Yetişme ortamı ve aldığı eğitim gereği dini bilmeyen aydınların uluorta dinsizlikle suçlanmaları halinde, zihinlerinde dine karşı mevcut olan önyargı ve şüphelerin kemikleşeceği ve dahası, onları saldırgan bir tavra yönelteceği uyarısında bulunan Üstad Bediüzzaman diyor ki:
“Fena adama ‘iyisin, iyisin’ denilse iyileşmesi ve iyi adama ‘fenasın, fenasın’ denildikçe fenalaşması çok vuku bulmuştur.” (Eski Said Dönemi Eserleri, s. 256.)
Bu sözde, hem caydırmayı, nefret ettirip kaçırmayı değil, sevdirip teşvik etmeyi; ürkütüp uzaklaştırmayı değil, kazanmayı esas alan İslâm ahlâkına dayalı tebliğ metodolojisinin; hem de psikoloji ve pedagoji gibi davranış bilimlerinin önemli prensiplerinden biri seslendiriliyor.
Üstad, izahlarını şöyle sürdürüyor:
“Faraza, bazılarının altında büyük fenalıklar varsa da, hücum edilmemek gerektir.

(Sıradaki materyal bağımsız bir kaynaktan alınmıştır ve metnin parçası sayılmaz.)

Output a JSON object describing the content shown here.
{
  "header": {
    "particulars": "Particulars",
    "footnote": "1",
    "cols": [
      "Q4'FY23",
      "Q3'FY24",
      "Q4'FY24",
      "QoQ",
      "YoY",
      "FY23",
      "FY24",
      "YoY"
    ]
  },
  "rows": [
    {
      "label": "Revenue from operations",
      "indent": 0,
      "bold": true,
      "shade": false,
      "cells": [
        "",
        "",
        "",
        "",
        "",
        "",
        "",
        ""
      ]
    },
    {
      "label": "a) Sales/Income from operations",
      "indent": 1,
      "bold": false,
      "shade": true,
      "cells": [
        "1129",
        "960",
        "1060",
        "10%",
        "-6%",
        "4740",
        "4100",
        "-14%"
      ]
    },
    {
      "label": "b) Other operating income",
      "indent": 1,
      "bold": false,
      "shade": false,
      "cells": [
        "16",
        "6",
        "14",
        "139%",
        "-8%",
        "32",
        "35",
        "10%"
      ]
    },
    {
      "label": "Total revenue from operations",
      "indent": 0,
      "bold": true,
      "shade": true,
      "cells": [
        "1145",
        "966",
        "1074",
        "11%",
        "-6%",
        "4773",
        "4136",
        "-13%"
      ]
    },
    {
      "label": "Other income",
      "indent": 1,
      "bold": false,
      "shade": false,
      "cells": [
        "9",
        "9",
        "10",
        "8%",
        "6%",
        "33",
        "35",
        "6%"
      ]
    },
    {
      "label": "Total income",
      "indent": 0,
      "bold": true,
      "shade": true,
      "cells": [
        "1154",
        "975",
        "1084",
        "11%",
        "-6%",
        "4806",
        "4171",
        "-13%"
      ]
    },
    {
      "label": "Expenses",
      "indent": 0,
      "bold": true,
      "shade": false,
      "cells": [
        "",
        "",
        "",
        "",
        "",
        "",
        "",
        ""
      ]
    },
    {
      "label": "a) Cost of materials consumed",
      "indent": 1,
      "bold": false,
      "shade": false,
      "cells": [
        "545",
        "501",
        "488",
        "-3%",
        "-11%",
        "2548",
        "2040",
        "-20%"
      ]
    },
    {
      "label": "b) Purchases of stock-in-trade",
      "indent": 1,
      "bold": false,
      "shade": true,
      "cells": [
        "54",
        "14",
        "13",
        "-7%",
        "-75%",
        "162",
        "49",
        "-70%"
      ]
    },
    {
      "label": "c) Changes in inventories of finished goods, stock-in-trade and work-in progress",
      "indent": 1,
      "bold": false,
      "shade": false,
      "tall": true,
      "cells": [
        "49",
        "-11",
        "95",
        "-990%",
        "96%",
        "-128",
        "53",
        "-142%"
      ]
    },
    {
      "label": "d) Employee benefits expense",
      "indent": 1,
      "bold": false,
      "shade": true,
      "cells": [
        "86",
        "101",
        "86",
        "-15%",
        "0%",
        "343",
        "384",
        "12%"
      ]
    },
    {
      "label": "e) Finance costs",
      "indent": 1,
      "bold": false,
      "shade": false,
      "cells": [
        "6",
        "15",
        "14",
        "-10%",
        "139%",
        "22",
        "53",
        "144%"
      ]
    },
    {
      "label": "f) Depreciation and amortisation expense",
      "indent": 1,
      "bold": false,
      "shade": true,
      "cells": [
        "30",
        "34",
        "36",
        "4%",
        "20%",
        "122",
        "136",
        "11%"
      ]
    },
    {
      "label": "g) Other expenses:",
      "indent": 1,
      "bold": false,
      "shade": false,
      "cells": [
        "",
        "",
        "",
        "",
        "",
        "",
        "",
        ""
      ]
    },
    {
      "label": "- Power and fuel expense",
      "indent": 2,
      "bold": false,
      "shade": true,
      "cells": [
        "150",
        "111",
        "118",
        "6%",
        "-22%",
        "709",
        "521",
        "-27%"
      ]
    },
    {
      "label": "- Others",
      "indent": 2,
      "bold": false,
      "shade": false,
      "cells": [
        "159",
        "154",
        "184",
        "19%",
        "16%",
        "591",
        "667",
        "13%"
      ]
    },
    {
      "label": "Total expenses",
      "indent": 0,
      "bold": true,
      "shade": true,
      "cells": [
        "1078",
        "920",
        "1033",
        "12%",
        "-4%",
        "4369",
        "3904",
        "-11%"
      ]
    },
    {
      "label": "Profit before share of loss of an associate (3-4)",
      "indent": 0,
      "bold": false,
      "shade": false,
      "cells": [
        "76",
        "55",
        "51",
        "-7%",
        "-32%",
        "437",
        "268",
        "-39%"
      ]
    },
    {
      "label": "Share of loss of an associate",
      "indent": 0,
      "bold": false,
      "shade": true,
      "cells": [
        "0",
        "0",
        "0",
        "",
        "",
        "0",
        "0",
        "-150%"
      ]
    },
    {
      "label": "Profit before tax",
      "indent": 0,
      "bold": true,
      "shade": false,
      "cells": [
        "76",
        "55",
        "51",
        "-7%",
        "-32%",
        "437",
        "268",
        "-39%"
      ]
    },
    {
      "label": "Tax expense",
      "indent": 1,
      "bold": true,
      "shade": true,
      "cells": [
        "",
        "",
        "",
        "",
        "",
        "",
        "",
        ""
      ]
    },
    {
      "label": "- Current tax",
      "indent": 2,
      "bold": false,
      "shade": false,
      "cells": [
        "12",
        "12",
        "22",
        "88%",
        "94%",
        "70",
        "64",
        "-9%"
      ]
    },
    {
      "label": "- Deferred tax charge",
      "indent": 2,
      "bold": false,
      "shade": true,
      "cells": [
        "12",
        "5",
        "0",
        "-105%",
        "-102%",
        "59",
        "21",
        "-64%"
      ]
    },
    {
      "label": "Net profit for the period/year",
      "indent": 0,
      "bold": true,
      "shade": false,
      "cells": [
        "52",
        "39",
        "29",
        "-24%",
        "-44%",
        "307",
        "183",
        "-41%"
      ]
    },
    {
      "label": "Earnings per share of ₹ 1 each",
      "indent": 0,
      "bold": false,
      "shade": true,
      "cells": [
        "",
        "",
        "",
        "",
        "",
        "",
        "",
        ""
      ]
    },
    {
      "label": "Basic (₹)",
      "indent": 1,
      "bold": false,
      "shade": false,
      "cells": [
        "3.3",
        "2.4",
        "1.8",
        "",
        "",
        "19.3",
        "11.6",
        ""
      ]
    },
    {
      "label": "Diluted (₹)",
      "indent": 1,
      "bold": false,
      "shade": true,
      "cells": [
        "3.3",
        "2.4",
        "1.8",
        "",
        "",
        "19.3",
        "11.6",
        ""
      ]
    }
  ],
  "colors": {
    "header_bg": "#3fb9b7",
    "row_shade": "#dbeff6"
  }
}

Zira çok fenalık vardır ki, iyilik perdesi altında kaldıkça ve perde yırtılmadıkça ve ondan tegafül edildikçe [görmezlikten gelindikçe] mahdut ve mahsur [sınırlı] kaldığı gibi, sahibi de perde-i hicap ve hayâ [hayâ ve gizlenme perdesi] altında kendisinin ıslahına çalışır. Lâkin, vaktâ ki perde yırtılsa, hayâ atılır; hücum gösterilse, fenalık fena tevessü eder [genişleyip yayılır].” (Age., s. 191.)
Bu ifadelerde de, yukarıdaki prensibin uygulama alanına taallûk eden bir başka çok önemli boyuta vurgu yapılıyor.
Burada, “fena” olduğu tesbit edilenlere dahi hücum etmemek suretiyle, hem onların ıslahına, hem de bu mümkün olmasa bile fenalıklarının yayılmasını önlemeye yönelik manidar bir “strateji” var.
Bu yaklaşımı aynı zamanda, bir cihetiyle, Kur’ân ve Sünnete dayanan İslâm ahlâkındaki “fenalığa da iyilikle mukabele etme” prensibinin günümüz içtimaî ve siyasî hayatına uyarlanan bir yansıması olarak da değerlendirmek mümkün.
İyi uygulandığı takdirde, aydın-halk kopukluğu ve gittikçe derinleşen bir kutuplaşmaya giden laik-antilaik çatışması gibi hâlâ içinden çıkamadığımız birçok kriz ve gerilimin en etkili reçetesi olabilir.
Karşılıklı önyargılara dayalı suçlamaların doğurduğu kısır döngüyü kırarak uzlaşma ve barış ortamını tesis edebilir.